The primary windings of the transformer have gone (open circuit). I am trying to find the secondary voltage so I can purchase a new transformer. There are no markings on the transformer. One of the first components after the rectifier on the pcb is an LM340T5780P+ voltage regulator (wired as fixed output). Is it possible to work out it’s supply voltage and hence input voltage from other components from the pcb?
Spec sheet says Vout - 5,12,15. Vin - 10,19,23. Are these just test voltages for the specs or are they the only 3 operating voltages?
It is connected to 2 capacitors with markings - K5R 334K & 105 +25K.
The transformer connects to the two pins.
There is no model number - Acurite Millmate.

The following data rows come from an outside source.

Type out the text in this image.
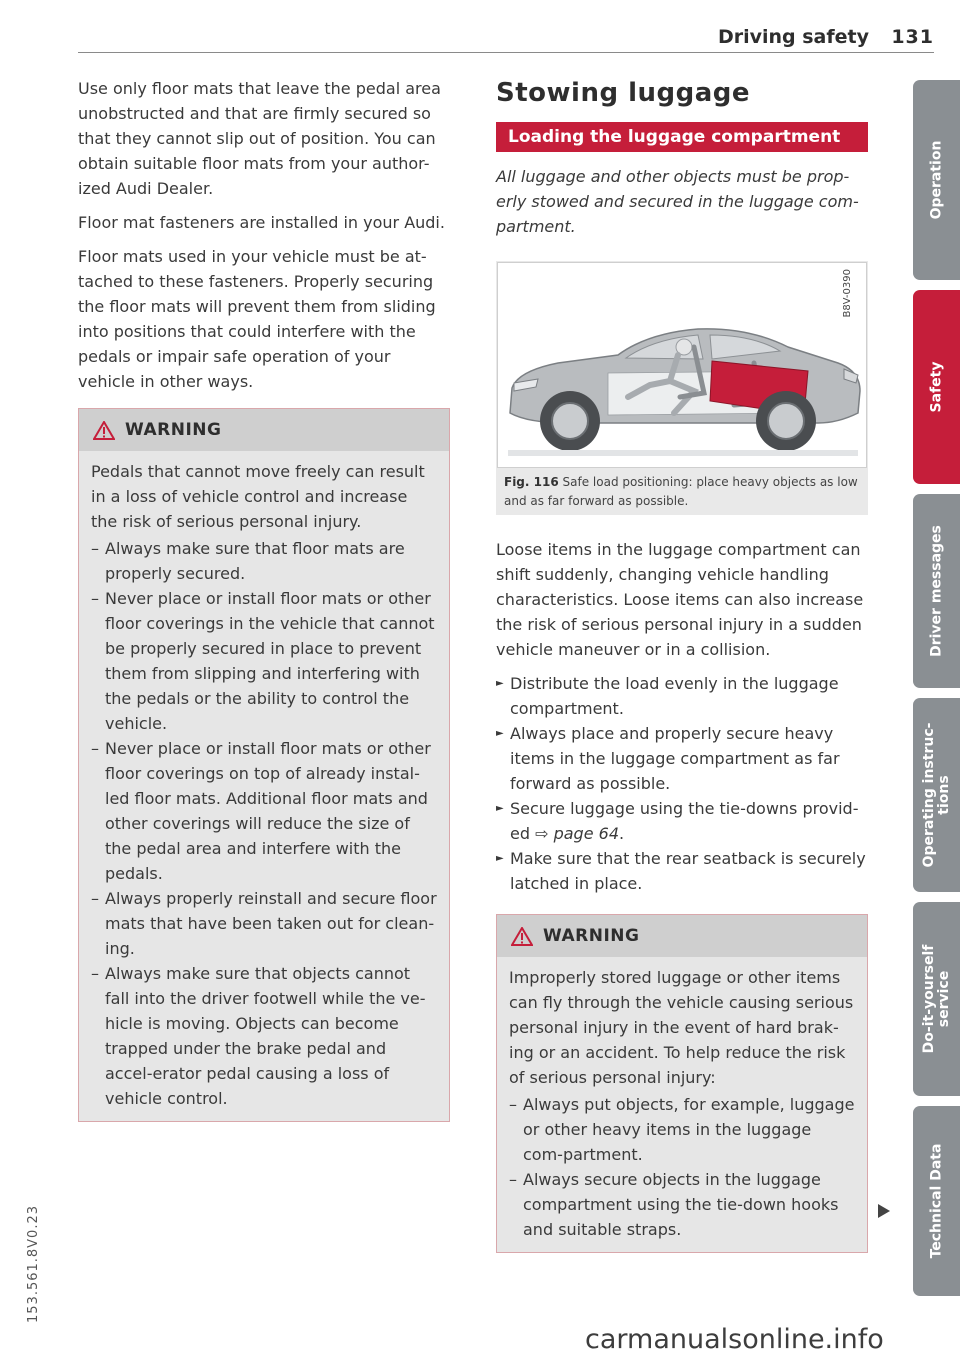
Driving safety 131

Use only floor mats that leave the pedal area unobstructed and that are firmly secured so that they cannot slip out of position. You can obtain suitable floor mats from your author-ized Audi Dealer.

Floor mat fasteners are installed in your Audi.

Floor mats used in your vehicle must be at-tached to these fasteners. Properly securing the floor mats will prevent them from sliding into positions that could interfere with the pedals or impair safe operation of your vehicle in other ways.

WARNING

Pedals that cannot move freely can result in a loss of vehicle control and increase the risk of serious personal injury.

– Always make sure that floor mats are properly secured.
– Never place or install floor mats or other floor coverings in the vehicle that cannot be properly secured in place to prevent them from slipping and interfering with the pedals or the ability to control the vehicle.
– Never place or install floor mats or other floor coverings on top of already instal-led floor mats. Additional floor mats and other coverings will reduce the size of the pedal area and interfere with the pedals.
– Always properly reinstall and secure floor mats that have been taken out for clean-ing.
– Always make sure that objects cannot fall into the driver footwell while the ve-hicle is moving. Objects can become trapped under the brake pedal and accel-erator pedal causing a loss of vehicle control.
Stowing luggage
Loading the luggage compartment

All luggage and other objects must be prop-erly stowed and secured in the luggage com-partment.

B8V-0390
Fig. 116 Safe load positioning: place heavy objects as low and as far forward as possible.

Loose items in the luggage compartment can shift suddenly, changing vehicle handling characteristics. Loose items can also increase the risk of serious personal injury in a sudden vehicle maneuver or in a collision.

► Distribute the load evenly in the luggage compartment.
► Always place and properly secure heavy items in the luggage compartment as far forward as possible.
► Secure luggage using the tie-downs provid-ed ⇨ page 64.
► Make sure that the rear seatback is securely latched in place.
WARNING

Improperly stored luggage or other items can fly through the vehicle causing serious personal injury in the event of hard brak-ing or an accident. To help reduce the risk of serious personal injury:

– Always put objects, for example, luggage or other heavy items in the luggage com-partment.
– Always secure objects in the luggage compartment using the tie-down hooks and suitable straps.
Operation
Safety
Driver messages
Operating instruc-
tions
Do-it-yourself
service
Technical Data
153.561.8V0.23
carmanualsonline.info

The only numbers on the board are; 387575-6033 (printed) and 7-19 570702 1-29-90 (hand written) and ACU-RITE 387575-6034 ASSM. REV A (printed).
There does not appear to be a thermal fuse within the transformer. It has 4 primary windings and a single secondary winding.
The transformer is connected to the two pins shown in photos 1 and 3.
Is it possible to workout the supply voltage from the voltage regulator and the components around it - capacitors and resistors?
Do you mean the tiny capacitors near the regulator that I gave the numbers for, or the electrolytic capacitors?
The main transformer is connected directly to a RMS401L rectifier (Max 35V). The rectifier is connected directly to some electrolytic capacitors, the LM340T5 voltage regulator, an IC - TL494 and the small capacitors associated with the LM340T5 as listed above. The electrolytic capacitors are rated at 16V, the IC is rated at 7-40Vand the regulator is rated at 5V out and 5 to 18V in.
If I had to take a guess, it would be 12V supply to the board. Would that be correct? Could I damage anything with 12V - Would 10V be better?
Can anyone help